What about the milk and eggs that go into Thanksgiving pies and

tarts? The industrialization of our food supply did not spare the dairy

industry. Not surprisingly, pastured dairy cattle and laying hens produce more

nutritious milk and cheese - pastured eggs in particular, with their glowing

yellow yolks, have up to three times the amount of cancer-fighting omega-3's of

eggs that come from factory hens.

 

As a chef, I am often mystified as I hear diners, rooting around for

a nutrition and dietary cure, ask for this steamed and that on the side, and in

the process deny themselves pleasure. Choosing what dietary advice of the moment

to follow by putting a wet finger up to the wind, our patrons decide, or

succumb, en masse, to a pummeling of such wearisome regularity that it begins to

resemble the " rosebud'' of " Citizen Kane " : the clue that solves everything but

means nothing.

 

There is an ecology of eating. Like any good ecosystem, our diet

should be diverse, dynamic and interrelated. In 1984 Americans were spending

roughly 8 percent of their disposable income on health care and about 15 percent

on food. Today, those numbers are essentially reversed. An ever-more

reductionist diet - protein this year, carbohydrates next year - ignores plant

and animal systems loaded with genetic complexity, and the benefits that

complexity passes down to us.

 

So as you're getting ready for Thanksgiving, think of yourself less

as a consumer of the harvest bounty and more, in the words of Carlo Petrini of

the Slow Foods movement, as a co-producer. Try to remember what you know

intuitively: that we can't be healthy unless our farms our healthy; that the end

of the food chain is connected to the beginning of the food chain; that we can't

lose touch with the culture in agriculture (it dates back to before Dr. Atkins).

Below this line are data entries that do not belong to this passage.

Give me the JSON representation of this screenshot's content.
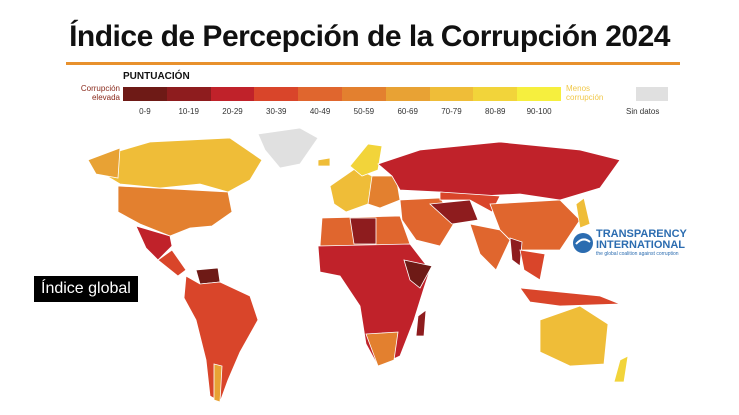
{
  "title": "Índice de Percepción de la Corrupción 2024",
  "legend": {
    "heading": "PUNTUACIÓN",
    "low_label": "Corrupción elevada",
    "high_label": "Menos corrupción",
    "ranges": [
      "0-9",
      "10-19",
      "20-29",
      "30-39",
      "40-49",
      "50-59",
      "60-69",
      "70-79",
      "80-89",
      "90-100"
    ],
    "colors": [
      "#6e1a16",
      "#8e1c1e",
      "#c0222a",
      "#d9452a",
      "#e0662e",
      "#e3802f",
      "#e8a234",
      "#efbd38",
      "#f2d43a",
      "#f6ef3e"
    ],
    "no_data_label": "Sin datos",
    "no_data_color": "#e0e0e0"
  },
  "badge": "Índice global",
  "logo": {
    "line1": "TRANSPARENCY",
    "line2": "INTERNATIONAL",
    "tagline": "the global coalition against corruption"
  }
}
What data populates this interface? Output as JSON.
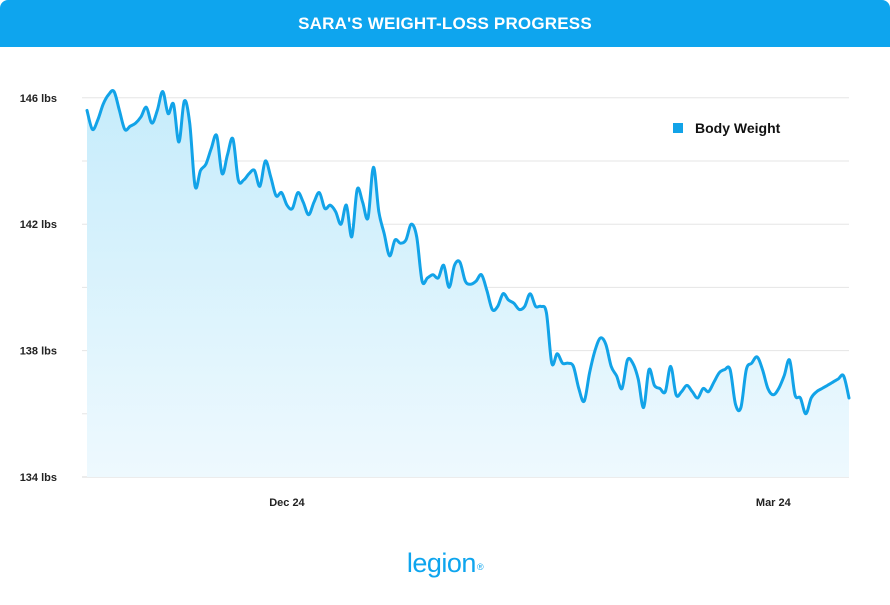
{
  "header": {
    "title": "SARA'S WEIGHT-LOSS PROGRESS"
  },
  "brand": {
    "name": "legion",
    "mark": "®"
  },
  "colors": {
    "header": "#0ea5ee",
    "line": "#12a3e8",
    "fill_top": "#c6ecfb",
    "fill_bottom": "#eef9fe",
    "grid": "#e5e5e5",
    "text": "#222222"
  },
  "chart_data": {
    "type": "area",
    "title": "SARA'S WEIGHT-LOSS PROGRESS",
    "xlabel": "",
    "ylabel": "",
    "ylim": [
      134,
      146.5
    ],
    "y_ticks": [
      {
        "value": 134,
        "label": "134 lbs"
      },
      {
        "value": 138,
        "label": "138 lbs"
      },
      {
        "value": 142,
        "label": "142 lbs"
      },
      {
        "value": 146,
        "label": "146 lbs"
      }
    ],
    "x_ticks": [
      {
        "x": 37,
        "label": "Dec 24"
      },
      {
        "x": 127,
        "label": "Mar 24"
      }
    ],
    "x_range": [
      0,
      141
    ],
    "grid": true,
    "legend_position": "top-right",
    "series": [
      {
        "name": "Body Weight",
        "color": "#12a3e8",
        "x": [
          0,
          1,
          2,
          3,
          4,
          5,
          6,
          7,
          8,
          9,
          10,
          11,
          12,
          13,
          14,
          15,
          16,
          17,
          18,
          19,
          20,
          21,
          22,
          23,
          24,
          25,
          26,
          27,
          28,
          29,
          30,
          31,
          32,
          33,
          34,
          35,
          36,
          37,
          38,
          39,
          40,
          41,
          42,
          43,
          44,
          45,
          46,
          47,
          48,
          49,
          50,
          51,
          52,
          53,
          54,
          55,
          56,
          57,
          58,
          59,
          60,
          61,
          62,
          63,
          64,
          65,
          66,
          67,
          68,
          69,
          70,
          71,
          72,
          73,
          74,
          75,
          76,
          77,
          78,
          79,
          80,
          81,
          82,
          83,
          84,
          85,
          86,
          87,
          88,
          89,
          90,
          91,
          92,
          93,
          94,
          95,
          96,
          97,
          98,
          99,
          100,
          101,
          102,
          103,
          104,
          105,
          106,
          107,
          108,
          109,
          110,
          111,
          112,
          113,
          114,
          115,
          116,
          117,
          118,
          119,
          120,
          121,
          122,
          123,
          124,
          125,
          126,
          127,
          128,
          129,
          130,
          131,
          132,
          133,
          134,
          135,
          136,
          137,
          138,
          139,
          140,
          141
        ],
        "values": [
          145.6,
          145.0,
          145.3,
          145.8,
          146.1,
          146.2,
          145.6,
          145.0,
          145.1,
          145.2,
          145.4,
          145.7,
          145.2,
          145.6,
          146.2,
          145.5,
          145.8,
          144.6,
          145.9,
          145.2,
          143.2,
          143.7,
          143.9,
          144.4,
          144.8,
          143.6,
          144.2,
          144.7,
          143.4,
          143.4,
          143.6,
          143.7,
          143.2,
          144.0,
          143.5,
          142.9,
          143.0,
          142.6,
          142.5,
          143.0,
          142.7,
          142.3,
          142.7,
          143.0,
          142.5,
          142.6,
          142.4,
          142.0,
          142.6,
          141.6,
          143.1,
          142.7,
          142.2,
          143.8,
          142.4,
          141.7,
          141.0,
          141.5,
          141.4,
          141.5,
          142.0,
          141.6,
          140.2,
          140.3,
          140.4,
          140.3,
          140.7,
          140.0,
          140.7,
          140.8,
          140.2,
          140.1,
          140.2,
          140.4,
          139.9,
          139.3,
          139.4,
          139.8,
          139.6,
          139.5,
          139.3,
          139.4,
          139.8,
          139.4,
          139.4,
          139.2,
          137.6,
          137.9,
          137.6,
          137.6,
          137.5,
          136.8,
          136.4,
          137.3,
          138.0,
          138.4,
          138.2,
          137.5,
          137.2,
          136.8,
          137.7,
          137.6,
          137.1,
          136.2,
          137.4,
          136.9,
          136.8,
          136.7,
          137.5,
          136.6,
          136.7,
          136.9,
          136.7,
          136.5,
          136.8,
          136.7,
          137.0,
          137.3,
          137.4,
          137.4,
          136.3,
          136.2,
          137.4,
          137.6,
          137.8,
          137.4,
          136.8,
          136.6,
          136.8,
          137.2,
          137.7,
          136.6,
          136.5,
          136.0,
          136.5,
          136.7,
          136.8,
          136.9,
          137.0,
          137.1,
          137.2,
          136.5
        ]
      }
    ]
  }
}
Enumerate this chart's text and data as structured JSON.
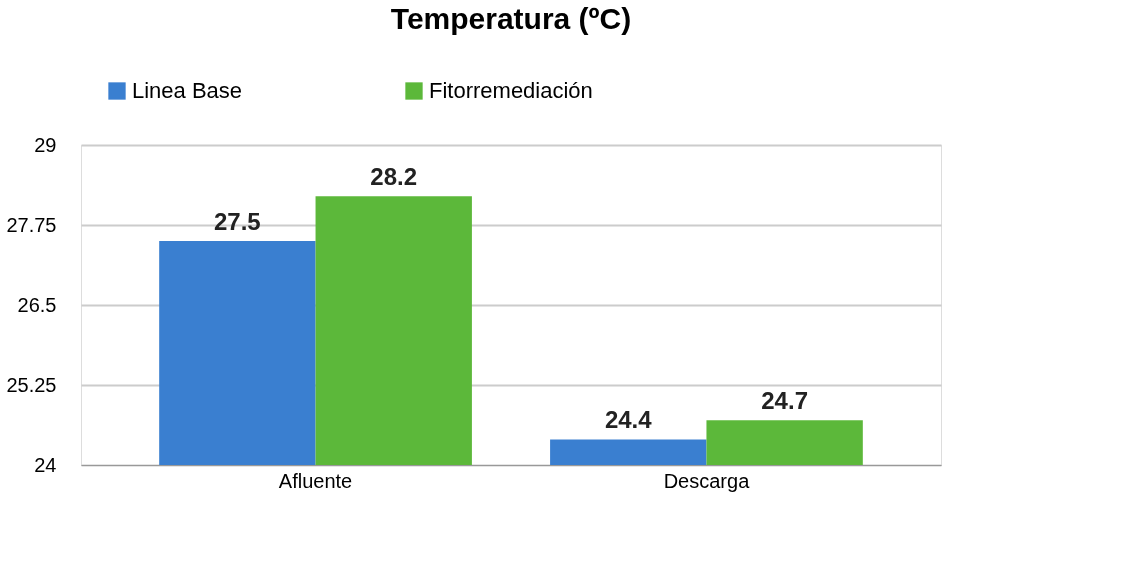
{
  "chart_data": {
    "type": "bar",
    "title": "Temperatura (ºC)",
    "categories": [
      "Afluente",
      "Descarga"
    ],
    "series": [
      {
        "name": "Linea Base",
        "color": "#3a7fd0",
        "values": [
          27.5,
          24.4
        ]
      },
      {
        "name": "Fitorremediación",
        "color": "#5cb83a",
        "values": [
          28.2,
          24.7
        ]
      }
    ],
    "ylim": [
      24,
      29
    ],
    "yticks": [
      24,
      25.25,
      26.5,
      27.75,
      29
    ],
    "grid": "y",
    "legend": "top",
    "data_labels": true
  }
}
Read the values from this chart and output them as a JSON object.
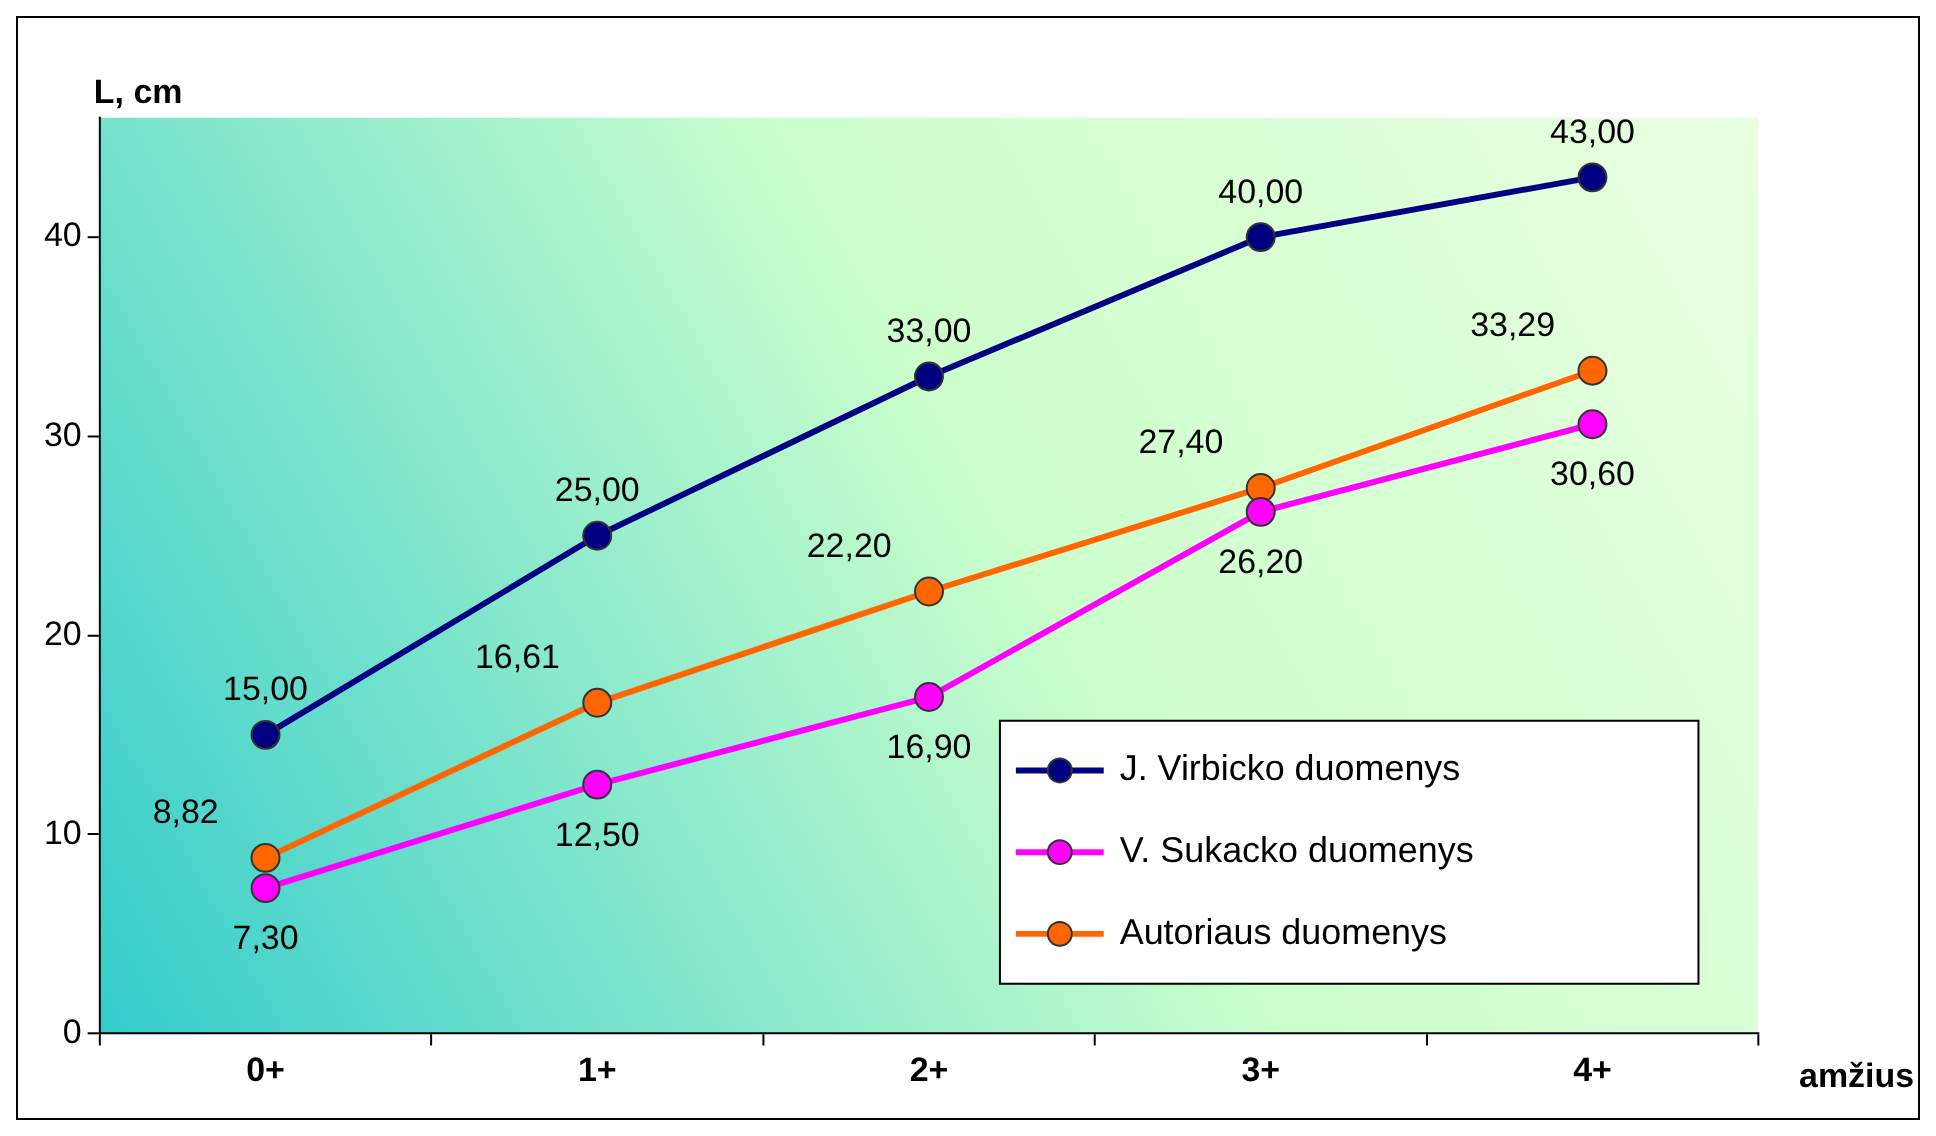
{
  "chart_data": {
    "type": "line",
    "ylabel": "L, cm",
    "xlabel": "amžius",
    "categories": [
      "0+",
      "1+",
      "2+",
      "3+",
      "4+"
    ],
    "ylim": [
      0,
      46
    ],
    "yticks": [
      0,
      10,
      20,
      30,
      40
    ],
    "grid": false,
    "legend": "bottom right",
    "marker": "circle",
    "line_style": "solid",
    "series": [
      {
        "name": "J. Virbicko duomenys",
        "color": "#000080",
        "values": [
          15,
          25,
          33,
          40,
          43
        ],
        "value_labels": [
          "15,00",
          "25,00",
          "33,00",
          "40,00",
          "43,00"
        ]
      },
      {
        "name": "V. Sukacko duomenys",
        "color": "#ff00ff",
        "values": [
          7.3,
          12.5,
          16.9,
          26.2,
          30.6
        ],
        "value_labels": [
          "7,30",
          "12,50",
          "16,90",
          "26,20",
          "30,60"
        ]
      },
      {
        "name": "Autoriaus duomenys",
        "color": "#ff6600",
        "values": [
          8.82,
          16.61,
          22.2,
          27.4,
          33.29
        ],
        "value_labels": [
          "8,82",
          "16,61",
          "22,20",
          "27,40",
          "33,29"
        ]
      }
    ]
  }
}
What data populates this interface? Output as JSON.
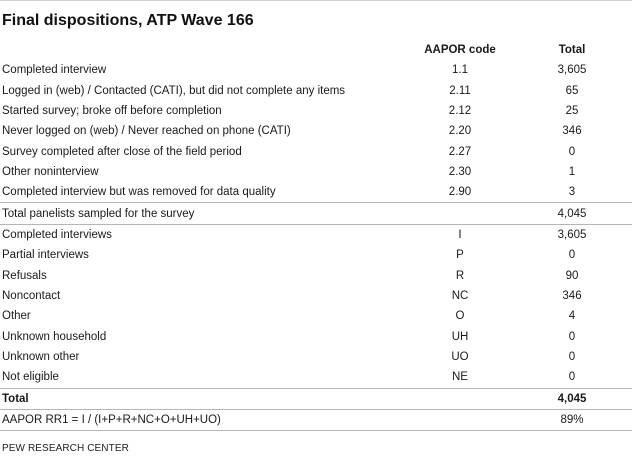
{
  "title": "Final dispositions, ATP Wave 166",
  "headers": {
    "label": "",
    "code": "AAPOR code",
    "total": "Total"
  },
  "rows": [
    {
      "label": "Completed interview",
      "code": "1.1",
      "total": "3,605"
    },
    {
      "label": "Logged in (web) / Contacted (CATI), but did not complete any items",
      "code": "2.11",
      "total": "65"
    },
    {
      "label": "Started survey; broke off before completion",
      "code": "2.12",
      "total": "25"
    },
    {
      "label": "Never logged on (web) / Never reached on phone (CATI)",
      "code": "2.20",
      "total": "346"
    },
    {
      "label": "Survey completed after close of the field period",
      "code": "2.27",
      "total": "0"
    },
    {
      "label": "Other noninterview",
      "code": "2.30",
      "total": "1"
    },
    {
      "label": "Completed interview but was removed for data quality",
      "code": "2.90",
      "total": "3"
    },
    {
      "label": "Total panelists sampled for the survey",
      "code": "",
      "total": "4,045"
    },
    {
      "label": "Completed interviews",
      "code": "I",
      "total": "3,605"
    },
    {
      "label": "Partial interviews",
      "code": "P",
      "total": "0"
    },
    {
      "label": "Refusals",
      "code": "R",
      "total": "90"
    },
    {
      "label": "Noncontact",
      "code": "NC",
      "total": "346"
    },
    {
      "label": "Other",
      "code": "O",
      "total": "4"
    },
    {
      "label": "Unknown household",
      "code": "UH",
      "total": "0"
    },
    {
      "label": "Unknown other",
      "code": "UO",
      "total": "0"
    },
    {
      "label": "Not eligible",
      "code": "NE",
      "total": "0"
    },
    {
      "label": "Total",
      "code": "",
      "total": "4,045"
    },
    {
      "label": "AAPOR RR1 = I / (I+P+R+NC+O+UH+UO)",
      "code": "",
      "total": "89%"
    }
  ],
  "source": "PEW RESEARCH CENTER"
}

To the extent possible, shop at farmers markets for your Thanksgiving foods. Try

to choose diversity over the abundance that the big food chains offer. Your food

will be tastier, fresher and more nutritious. You'll be able to have your cake

(and your bacon and your bread and your potatoes) and eat it too.

 

 

Dan Barber is the chef of Blue Hill at Stone Barns and creative

director of the Stone Barns Center for Food and Agriculture.